But the Management prize caught our attention as well.
MANAGEMENT PRIZE: Alessandro Pluchino, Andrea Rapisarda, and Cesare Garofalo of the University of Catania, Italy, for demonstrating mathematically that organizations would become more efficient if they promoted people at random.
REFERENCE: “The Peter Principle Revisited: A Computational Study,” Alessandro Pluchino, Andrea Rapisarda, and Cesare Garofalo, Physica A, vol. 389, no. 3, February 2010, pp. 467-72.Those of us over a certain age remember the splash that The Peter Principle made when it first came out in 1969. Author Peter Lawrence explained in a way that made complete sense why we were destined to be forever surrounded by maddening incompetence: as the prize-winning paper puts it, ’Every new member in a hierarchical organization climbs the hierarchy until he/she reaches his/her level of maximum incompetence’ -- after which, of course they are promoted no further. This is perplexing.
As Pluchino et al explain,
Despite its apparent unreasonableness, such a principle would realistically act in any organization where the mechanism of promotion rewards the best members and where the mechanism at their new level in the hierarchical structure does not depend on the competence they had at the previous level, usually because the tasks of the levels are very different to each other. [In the paper] we show, by means of agent based simulations, that if the latter two features actually hold in a given model of an organization with a hierarchical structure, then not only is the Peter principle unavoidable, but also it yields in turn a significant reduction of the global efficiency of the organization.So, in the worst of all possible worlds (which sounded eerily familiar to many in 1969), most positions in most organizations are filled with the person least able to carry out the required responsibilities.
Did this Ah-ha! realization change the world? Of course not -- we need not point out that the economic fiascos of the past two years are perfect evidence of this. No doubt Pluchino et al. had this in mind as they explored this issue further:
Within a game theory-like approach, we explore different promotion strategies and we find, counterintuitively, that in order to avoid such an effect the best ways for improving the efficiency of a given organization are either to promote each time an agent at random or to promote randomly the best and the worst members in terms of competence.So, the Peter Principle happens because of the widespread, perhaps even universal assumption that if an employee excels at a job at one level, s/he will excel at the job on the next rung of the organizational hierarchy, even if it actually requires very different skills. This is just common sense, right?
But the problem is, as Pluchino et al. point out, that "common sense in many areas of our everyday life, often deceives us." To demonstrate just this, they did mathematical simulations of what would happen to organizational efficiency if the most competent, the least competent, and then a random selection of employees were promoted. They found that the random selection -- or equivalently, promotion of some of the most and some of the least competent -- was preferred.
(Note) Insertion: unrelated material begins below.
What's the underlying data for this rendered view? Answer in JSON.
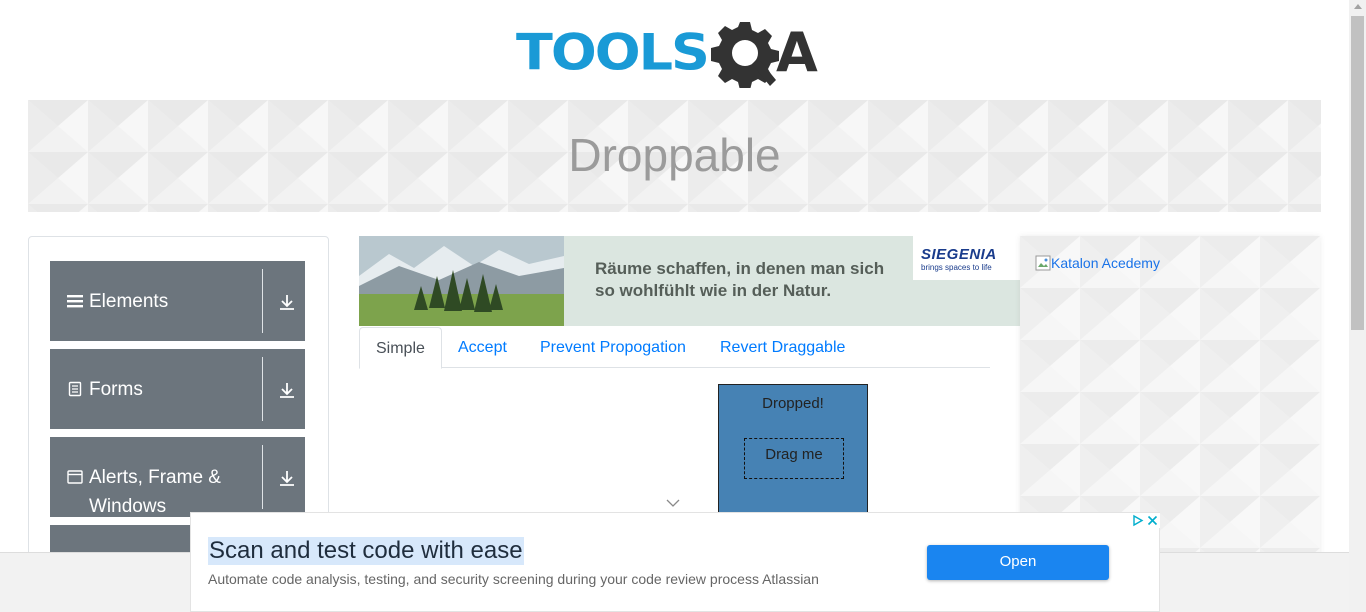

Fine, so they've solved the global efficiency problem, and the world will surely take notice. But let's take this back around to science -- sidestepping any possible effects of The Peter Principle in academia, which isn't the reason we're interested in this paper. Instead, to us this paper relates to the general problem of determining cause and effect, something we write about here a lot.
Science, another human endeavor, is just as loaded with incorrect assumptions about cause and effect as business, of course. It isn't just that science's knowledge is always limited, but that we cling to things we have reason to believe are not correct but that it would be inexpedient of us to acknowledge. This has to do with vested interests, career momentum, and so on.
We also cling to deeper beliefs: for example, that things simply must have a cause, and that if that's so, then it's only technology and the like that keeps us from identifying it. We just do not like to accept randomness any more than we absolutely have to. Mendelian transmission is an example where, with some exceptions, we do accept limited predictability. But we fight it: many if not most evolutionary biologists, and hanger-on people of all sorts who invoke 'evolution' or Darwin's name to advance some favorite point of view, simply do not want biological traits to be affected by chance. They want them to be predictable from genes. But we know this is true only to a limited extent.
Grant reviews and funding decisions, exam paper scores and grades, promotion and tenure reviews, and many other aspects of academic and scientific life are clearly largely random. Yet we toil away to a great extent to make them seem critically well-evaluated.
Another thing all of this shares is reliance on 'experts'. Even when we know that experts are often as wrong as right when it comes to many of the most key decisions -- be they whether to go to war, how to regulate economies, or science funding policies.
Perhaps it's part of the human condition to rely on denial of things we know are true, assume the world is more causally knowable than we know it is, and hope the bombs we release in the process don't fall on us.
In a serious sense, while we know this is a problem, it is not at all clear what to do about it. Society, science, universities, companies, and so on have to act and take decisions. How should it be done better than we do it now? It sounds funny to suggest it could be done at random -- funny enough to be worthy of an Ig Nobel prize -- but what serious, applicable lessons can be gleaned from that?